Ничего, ты не узнаешь об этом, мое дитя.
Я надеюсь, что моему ребенку будет суждена долгая и счастливая жизнь. Маленький комочек, которого еще нет. Я сделаю все, чтобы ты был счастлив. Чтобы ты не знал той боли, которую постоянно испытывает твоя мать. Мы с тобой будем не разлей вода. Мы будем счастливы. Будем много смеяться, будем неразлучны и всегда вместе. Я буду для тебя Солнцем, и ты будешь для меня Солнцем. У тебя в жизни будет много радости и веселья. Ты будешь маленьким веселым человечком, который, - возможно, первым, кому
это удастся из мужчин, - подарит мне не омраченную болью радость бытия. Я уже знаю, как назову его.
Приходи скорее, Матвей.
ххх
Аа-а-а-а-а-а!!!
А-ха!!!
А-а-а-а-а!!! - стонет он.
Аа-а-а-, рыдаю я.
Не надо, - кричит он.
Пожалуйста! - рыдает он.
И меня! - кричит она.
Пожалейте, - визжит она.
А-а-а-а-а, - орет брат.
А, ха-ха-а, - рыдаю я.
И захожусь так страшно, что на минуту смолкают все.
Нас много. Мы под мостом, в парке, где даже днем гулять не стоит: что, учитывая положение дел в Молдавии, не так уж удивительно. Мы представляем собой групповую композицию. Что-то вроде «Ночного дозора» Рембрандта, только у нас больше экспрессии. Куда большая. Итак, слева направо.
Фигура первая. Леопард-на-бицепсе стоит на коленях, со связанными за спиной руками, уронив лицо в асфальт. Он без обуви и подошвы его ног разбиты. Я говорю «разбиты» на ради красного словца. Они разбиты по настоящему – из левой пятки торчит кость. Пальцы перемолоты, вместо них каша. Если леопард-на-бицепсе выживет после сегодняшней зарисовки, он останется инвалидом на всю жизнь. Правда, я не уверен, что он выживет.
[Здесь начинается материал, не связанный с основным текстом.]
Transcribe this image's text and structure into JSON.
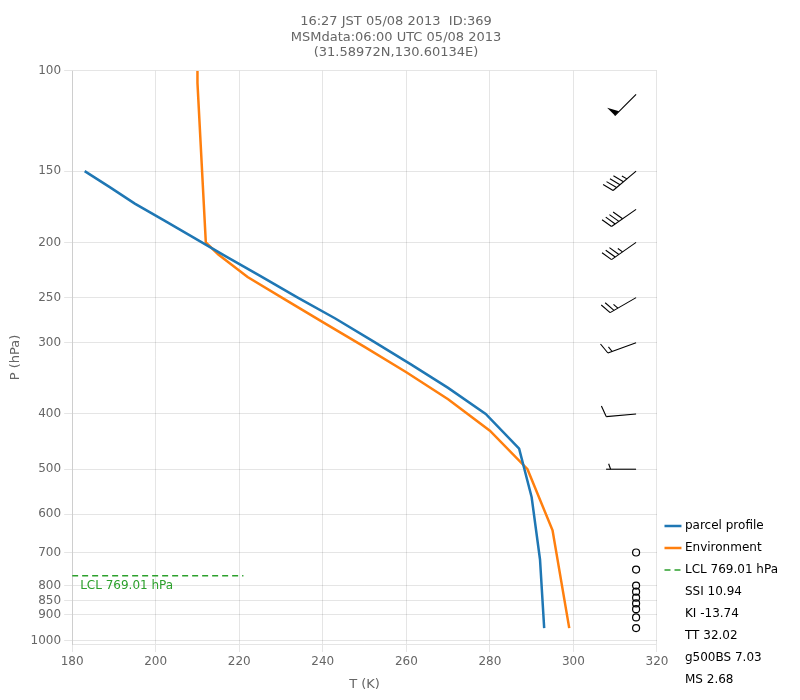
{
  "chart_data": {
    "type": "line",
    "title": "16:27 JST 05/08 2013  ID:369\nMSMdata:06:00 UTC 05/08 2013\n(31.58972N,130.60134E)",
    "xlabel": "T (K)",
    "ylabel": "P (hPa)",
    "log": "y",
    "xlim": [
      180,
      320
    ],
    "ylim": [
      1013,
      100
    ],
    "xticks": [
      180,
      200,
      220,
      240,
      260,
      280,
      300,
      320
    ],
    "yticks": [
      100,
      150,
      200,
      250,
      300,
      400,
      500,
      600,
      700,
      800,
      850,
      900,
      1000
    ],
    "grid": true,
    "legend": "lower right",
    "series": [
      {
        "name": "parcel profile",
        "color": "#1f77b4",
        "x": [
          183,
          189,
          195,
          202,
          209,
          217,
          225,
          234,
          243,
          252,
          261,
          270,
          279,
          287,
          290,
          292,
          293
        ],
        "values": [
          150,
          160,
          171,
          183,
          196,
          212,
          229,
          250,
          272,
          298,
          327,
          360,
          400,
          460,
          560,
          720,
          950
        ]
      },
      {
        "name": "Environment",
        "color": "#ff7f0e",
        "x": [
          210,
          210,
          212,
          215,
          222,
          231,
          240,
          250,
          260,
          270,
          280,
          289,
          295,
          299
        ],
        "values": [
          100,
          105,
          200,
          210,
          230,
          252,
          276,
          305,
          338,
          377,
          428,
          500,
          640,
          950
        ]
      },
      {
        "name": "LCL 769.01 hPa",
        "color": "#2ca02c",
        "line_style": "dashed",
        "x": [
          180,
          221
        ],
        "values": [
          769.01,
          769.01
        ]
      }
    ],
    "annotations": [
      {
        "text": "LCL 769.01 hPa"
      }
    ],
    "stats_text": [
      "SSI 10.94",
      "KI -13.74",
      "TT 32.02",
      "g500BS 7.03",
      "MS 2.68"
    ],
    "wind_barbs": {
      "x": 315,
      "pressure": [
        110,
        150,
        175,
        200,
        250,
        300,
        400,
        500
      ],
      "speed": [
        50,
        45,
        40,
        35,
        25,
        15,
        10,
        5
      ],
      "direction": [
        225,
        230,
        235,
        235,
        240,
        250,
        265,
        270
      ],
      "calm_pressure": [
        700,
        750,
        800,
        820,
        840,
        860,
        880,
        910,
        950
      ]
    }
  }
}
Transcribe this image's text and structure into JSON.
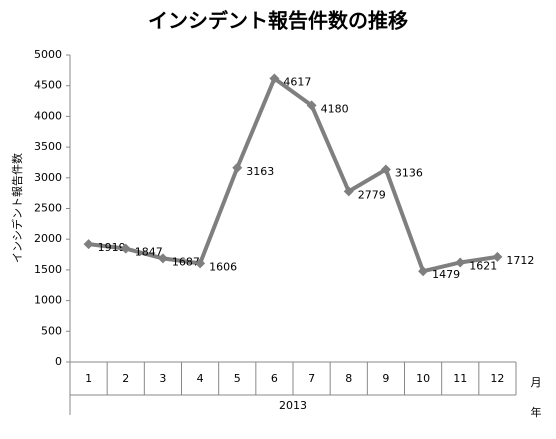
{
  "chart_data": {
    "type": "line",
    "title": "インシデント報告件数の推移",
    "y_label": "インシデント報告件数",
    "x_label_month": "月",
    "x_label_year": "年",
    "group_label": "2013",
    "categories": [
      "1",
      "2",
      "3",
      "4",
      "5",
      "6",
      "7",
      "8",
      "9",
      "10",
      "11",
      "12"
    ],
    "series": [
      {
        "color": "#7f7f7f",
        "values": [
          1919,
          1847,
          1687,
          1606,
          3163,
          4617,
          4180,
          2779,
          3136,
          1479,
          1621,
          1712
        ]
      }
    ],
    "ylim": [
      0,
      5000
    ],
    "yticks": [
      0,
      500,
      1000,
      1500,
      2000,
      2500,
      3000,
      3500,
      4000,
      4500,
      5000
    ],
    "grid": false
  }
}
Фигура вторая. Рядом с леопардом-на-бицепсе лежит, скорчившись, в позе эмбриона, старая мегера из попечительского совета. На ней нет юбки, и из ее зада, - я вынужден описывать все беспристрастно, - торчит что-то зеленоватое. Если вы наклонитесь пониже, а я не уверен, что вы захотите это сделать, то увидите, что это горлышко от бутыли зеленого тяжелого стекла, в которые в Молдавии разливают дешевое вино. Вы можете предположить, что оставшаяся часть бутыли находится в теле мегеры из попечительского совета.
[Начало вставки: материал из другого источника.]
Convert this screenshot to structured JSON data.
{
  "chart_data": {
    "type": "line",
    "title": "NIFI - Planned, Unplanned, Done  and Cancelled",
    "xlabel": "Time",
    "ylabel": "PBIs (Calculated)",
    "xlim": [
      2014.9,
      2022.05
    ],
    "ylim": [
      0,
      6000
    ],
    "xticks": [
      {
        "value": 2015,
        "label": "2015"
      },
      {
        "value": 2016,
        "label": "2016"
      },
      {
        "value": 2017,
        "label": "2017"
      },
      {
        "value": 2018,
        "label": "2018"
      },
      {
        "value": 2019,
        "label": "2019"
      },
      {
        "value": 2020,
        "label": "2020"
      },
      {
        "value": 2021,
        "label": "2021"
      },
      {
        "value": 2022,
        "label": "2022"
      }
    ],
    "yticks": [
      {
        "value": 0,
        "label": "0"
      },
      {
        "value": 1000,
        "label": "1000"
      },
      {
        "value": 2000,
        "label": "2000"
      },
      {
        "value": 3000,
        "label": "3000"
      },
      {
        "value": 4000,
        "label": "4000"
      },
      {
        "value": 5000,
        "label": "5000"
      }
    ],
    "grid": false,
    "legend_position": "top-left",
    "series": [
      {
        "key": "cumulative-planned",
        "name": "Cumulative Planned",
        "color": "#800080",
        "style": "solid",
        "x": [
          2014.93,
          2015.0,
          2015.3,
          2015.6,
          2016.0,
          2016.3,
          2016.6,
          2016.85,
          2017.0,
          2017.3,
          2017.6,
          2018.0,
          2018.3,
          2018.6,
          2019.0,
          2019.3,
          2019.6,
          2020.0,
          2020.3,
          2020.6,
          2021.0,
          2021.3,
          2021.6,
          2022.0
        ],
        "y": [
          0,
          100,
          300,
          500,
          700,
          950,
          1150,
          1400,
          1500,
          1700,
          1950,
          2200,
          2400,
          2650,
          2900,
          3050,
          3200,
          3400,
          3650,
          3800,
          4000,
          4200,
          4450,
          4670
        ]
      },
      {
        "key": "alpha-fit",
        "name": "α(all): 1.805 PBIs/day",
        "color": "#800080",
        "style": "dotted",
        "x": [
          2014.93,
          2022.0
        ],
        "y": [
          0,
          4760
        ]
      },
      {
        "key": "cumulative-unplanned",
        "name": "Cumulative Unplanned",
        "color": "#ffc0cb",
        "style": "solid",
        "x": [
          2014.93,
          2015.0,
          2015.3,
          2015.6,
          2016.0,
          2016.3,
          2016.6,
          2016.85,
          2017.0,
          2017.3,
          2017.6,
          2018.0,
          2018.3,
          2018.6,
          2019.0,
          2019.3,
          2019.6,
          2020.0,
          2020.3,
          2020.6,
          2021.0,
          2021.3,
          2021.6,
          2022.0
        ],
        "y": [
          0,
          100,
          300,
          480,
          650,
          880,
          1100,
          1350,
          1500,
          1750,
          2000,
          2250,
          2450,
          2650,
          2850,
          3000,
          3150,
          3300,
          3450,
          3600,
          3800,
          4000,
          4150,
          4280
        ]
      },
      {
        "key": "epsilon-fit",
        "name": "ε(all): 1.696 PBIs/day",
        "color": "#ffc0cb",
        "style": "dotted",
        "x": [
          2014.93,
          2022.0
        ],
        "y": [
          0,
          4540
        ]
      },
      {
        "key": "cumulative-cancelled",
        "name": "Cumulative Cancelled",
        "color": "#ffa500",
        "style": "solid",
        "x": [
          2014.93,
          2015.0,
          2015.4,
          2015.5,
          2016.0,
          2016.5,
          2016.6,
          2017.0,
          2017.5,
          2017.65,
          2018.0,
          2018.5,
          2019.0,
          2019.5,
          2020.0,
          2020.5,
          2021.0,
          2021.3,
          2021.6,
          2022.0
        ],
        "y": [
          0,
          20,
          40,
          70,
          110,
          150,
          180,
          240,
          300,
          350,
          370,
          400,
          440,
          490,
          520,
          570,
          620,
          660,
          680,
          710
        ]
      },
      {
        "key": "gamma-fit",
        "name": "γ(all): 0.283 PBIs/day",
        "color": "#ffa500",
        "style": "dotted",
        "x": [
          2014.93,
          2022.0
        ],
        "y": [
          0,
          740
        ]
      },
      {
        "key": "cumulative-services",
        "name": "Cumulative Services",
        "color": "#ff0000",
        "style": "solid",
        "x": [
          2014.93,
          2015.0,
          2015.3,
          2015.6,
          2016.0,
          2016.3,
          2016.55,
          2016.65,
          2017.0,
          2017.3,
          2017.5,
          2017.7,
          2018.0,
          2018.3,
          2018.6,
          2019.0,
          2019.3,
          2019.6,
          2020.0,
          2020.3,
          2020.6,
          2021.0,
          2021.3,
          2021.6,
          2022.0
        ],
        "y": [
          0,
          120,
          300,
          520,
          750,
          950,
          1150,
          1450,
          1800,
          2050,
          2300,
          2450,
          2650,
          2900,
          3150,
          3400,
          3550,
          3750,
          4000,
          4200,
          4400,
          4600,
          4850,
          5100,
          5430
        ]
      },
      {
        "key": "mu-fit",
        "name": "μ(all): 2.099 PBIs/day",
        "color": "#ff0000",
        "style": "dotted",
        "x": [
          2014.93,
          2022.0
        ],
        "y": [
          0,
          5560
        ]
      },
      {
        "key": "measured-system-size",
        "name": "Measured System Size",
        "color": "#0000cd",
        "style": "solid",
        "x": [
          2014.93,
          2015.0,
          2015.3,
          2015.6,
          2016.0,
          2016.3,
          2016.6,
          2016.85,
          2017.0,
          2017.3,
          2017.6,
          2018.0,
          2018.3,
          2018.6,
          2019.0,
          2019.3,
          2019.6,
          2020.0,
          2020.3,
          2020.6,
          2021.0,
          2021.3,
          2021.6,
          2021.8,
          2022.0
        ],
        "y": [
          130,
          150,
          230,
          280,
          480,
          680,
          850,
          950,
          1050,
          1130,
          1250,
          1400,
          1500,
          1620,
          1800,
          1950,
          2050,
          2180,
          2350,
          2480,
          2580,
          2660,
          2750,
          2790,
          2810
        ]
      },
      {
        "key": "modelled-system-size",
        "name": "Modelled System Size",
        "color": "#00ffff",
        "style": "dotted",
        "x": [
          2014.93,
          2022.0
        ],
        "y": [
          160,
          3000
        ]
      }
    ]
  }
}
Фигура третья. Рядом с мегерой лежит мегера помладше, с разорванным платьем, разбитым – пусть и не так, как ноги леопарда-на-бицепсе, но все же разбитым, - лицом, мегера номер два, та, что помладше.
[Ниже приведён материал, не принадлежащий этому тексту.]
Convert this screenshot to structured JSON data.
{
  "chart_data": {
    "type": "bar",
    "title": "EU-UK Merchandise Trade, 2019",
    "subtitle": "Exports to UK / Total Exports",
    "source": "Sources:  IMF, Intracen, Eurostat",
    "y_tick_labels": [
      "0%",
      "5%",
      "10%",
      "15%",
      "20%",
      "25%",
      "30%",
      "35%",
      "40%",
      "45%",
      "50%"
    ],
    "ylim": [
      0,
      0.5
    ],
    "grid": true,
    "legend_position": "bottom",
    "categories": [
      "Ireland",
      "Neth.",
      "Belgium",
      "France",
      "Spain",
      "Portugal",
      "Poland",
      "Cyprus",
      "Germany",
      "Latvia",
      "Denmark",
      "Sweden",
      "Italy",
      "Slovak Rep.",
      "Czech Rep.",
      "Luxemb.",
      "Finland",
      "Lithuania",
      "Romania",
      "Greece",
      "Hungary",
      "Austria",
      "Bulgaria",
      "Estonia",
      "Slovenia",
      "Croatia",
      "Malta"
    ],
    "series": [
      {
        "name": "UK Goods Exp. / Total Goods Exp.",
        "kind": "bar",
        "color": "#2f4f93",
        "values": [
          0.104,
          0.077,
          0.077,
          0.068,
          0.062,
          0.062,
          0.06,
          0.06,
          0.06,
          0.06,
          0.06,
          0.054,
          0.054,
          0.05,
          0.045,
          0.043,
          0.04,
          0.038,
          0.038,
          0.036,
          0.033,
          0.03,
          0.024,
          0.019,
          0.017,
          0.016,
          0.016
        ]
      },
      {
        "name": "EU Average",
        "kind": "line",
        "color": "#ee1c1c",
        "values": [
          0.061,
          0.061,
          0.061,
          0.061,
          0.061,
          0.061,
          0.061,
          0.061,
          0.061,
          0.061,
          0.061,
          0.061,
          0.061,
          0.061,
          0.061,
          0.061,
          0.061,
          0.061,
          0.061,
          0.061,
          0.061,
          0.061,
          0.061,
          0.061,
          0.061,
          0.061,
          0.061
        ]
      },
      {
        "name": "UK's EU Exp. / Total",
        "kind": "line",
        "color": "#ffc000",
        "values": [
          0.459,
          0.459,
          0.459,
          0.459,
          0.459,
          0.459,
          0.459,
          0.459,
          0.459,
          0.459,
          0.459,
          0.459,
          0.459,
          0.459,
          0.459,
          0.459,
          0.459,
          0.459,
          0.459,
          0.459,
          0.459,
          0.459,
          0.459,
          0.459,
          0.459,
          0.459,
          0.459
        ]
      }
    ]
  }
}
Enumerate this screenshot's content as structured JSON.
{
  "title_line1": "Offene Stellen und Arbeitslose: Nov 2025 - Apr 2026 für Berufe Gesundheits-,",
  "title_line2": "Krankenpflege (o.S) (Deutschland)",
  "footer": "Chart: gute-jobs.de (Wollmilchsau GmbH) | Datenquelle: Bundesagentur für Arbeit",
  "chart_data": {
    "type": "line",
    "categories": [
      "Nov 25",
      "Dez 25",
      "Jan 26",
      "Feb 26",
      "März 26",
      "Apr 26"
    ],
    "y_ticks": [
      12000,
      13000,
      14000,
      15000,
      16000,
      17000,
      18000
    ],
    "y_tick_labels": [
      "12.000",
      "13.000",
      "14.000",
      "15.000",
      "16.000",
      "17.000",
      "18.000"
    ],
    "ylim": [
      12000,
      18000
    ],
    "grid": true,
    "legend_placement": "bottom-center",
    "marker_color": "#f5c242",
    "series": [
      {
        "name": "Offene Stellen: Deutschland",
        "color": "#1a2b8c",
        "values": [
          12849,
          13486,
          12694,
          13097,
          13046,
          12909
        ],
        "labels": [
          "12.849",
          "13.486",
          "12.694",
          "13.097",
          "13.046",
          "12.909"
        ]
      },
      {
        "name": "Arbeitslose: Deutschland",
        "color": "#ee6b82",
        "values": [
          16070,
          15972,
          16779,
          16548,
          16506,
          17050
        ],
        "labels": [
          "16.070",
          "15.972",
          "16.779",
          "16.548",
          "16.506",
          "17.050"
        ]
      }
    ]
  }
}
Фигура четвертая. Какой-то мудак из суда, - кажется, секретарь, - блюет на ноги фигуры третьей, потому что ему очень-очень плохо. Рядом с ним лежит куча засохшего дерьма, и, если вы приглядитесь, а я уверен, что вам не очень захочется, то поймете, что блюет он дерьмом. Может быть, вы поймете первопричину этой рвоты – да, конечно, он блюет дерьмом, которое его заставили есть.
Фигуры пятая. Мой двоюродный брат, сорока лет, коротко стриженный и седой, двух метров росту, ста двадцати килограммов весу, только что бил паяльником по ногам леопарда-на-бицепсе, и остановился, только когда я завыл, и зашелся. Вообще-то брат должен был быть в Италии, но ему не дали визу. Главарям преступных группировок, сказали эти лицемеры в посольстве, не дают виз. А он разве преступник бля? Мой брат привык, что я, - когда еще был преуспевающим журналистом, - решал подобного рода вопросы, поэтому позвонил мне. И сейчас он здесь.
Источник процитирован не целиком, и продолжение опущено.